The bar code tattoo was originally a counter-capitalism protest in ink , a reminder that we could become commodities if we aren't vigilant. The bar code myth is based in the sci-fi conspiracy idea of people being catalogued by an all-powerful government , and carries some weight since in sci-fi land one could have magnetic ink injected into his flesh. But in todays reality , I highly doubt it.
Now , a bar code would have to be flawless in order to hypothetically scan and the person would have to be an albino , but there MAY be some validity to such a peculiar claim . If you enter the SKU number from the bottom of a barcode into a database , it is possible that you will be a product.
Most people who used to get these things had some idea of what the code meant. There were birthdate references , an actual word , or initials in binary code . The ink meant something to those wanting to make their secret little statement . But now every wanna-be hipster has one of these and they look stupid. And scanners are becoming so sensitive that some may actually scan in the near future.
People have entered their SKUs , and while most people don't come up as anything , some find out that they are anything from food products to toys and more. I know of at least one artist who used the barcode from a Massengill Vinegar and Water Douche as the "random" code for these wannabes . That's right folks , there are dozens of people walking around with a tat marking them as a walking, talking douche .
The moral of this story is that unless you want to be marked as a douche for life , know what the hell you are getting inked . Same goes for you dummies that get tattoos in hebrew or chinese that turn out to say " human ass muffler" .
Have a nice day!
We're eagerly adopting technologies which can be used to track us anyway.
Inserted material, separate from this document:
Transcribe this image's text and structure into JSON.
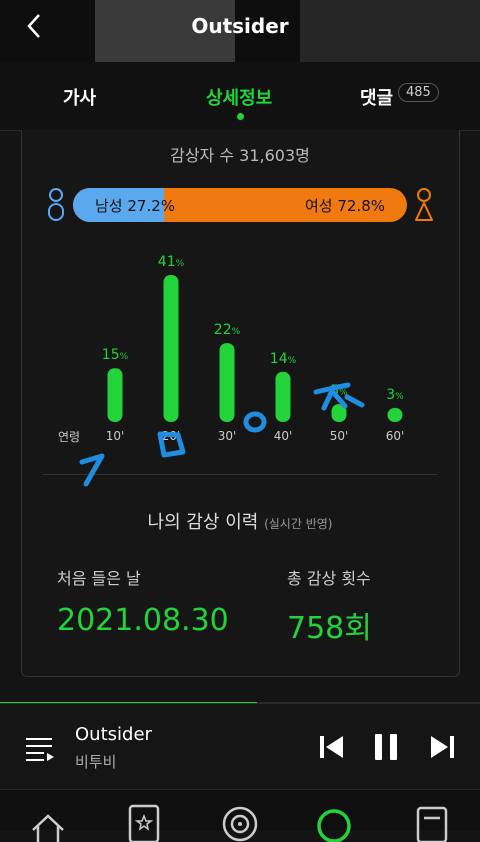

We love paperless money and we'll pay extra for a cellphone with GPS features so we can see who's in a bathroom stall nearby.
ReplyDeletethat is so awesomely appropriate re the douche guy. i worked with a musician awhile back who was planning to get a CERTAIN bar code of some book I had never heard of. having sadly worked at many retail and department stores in my life, i am calling BS with you on that skin-scanning tale!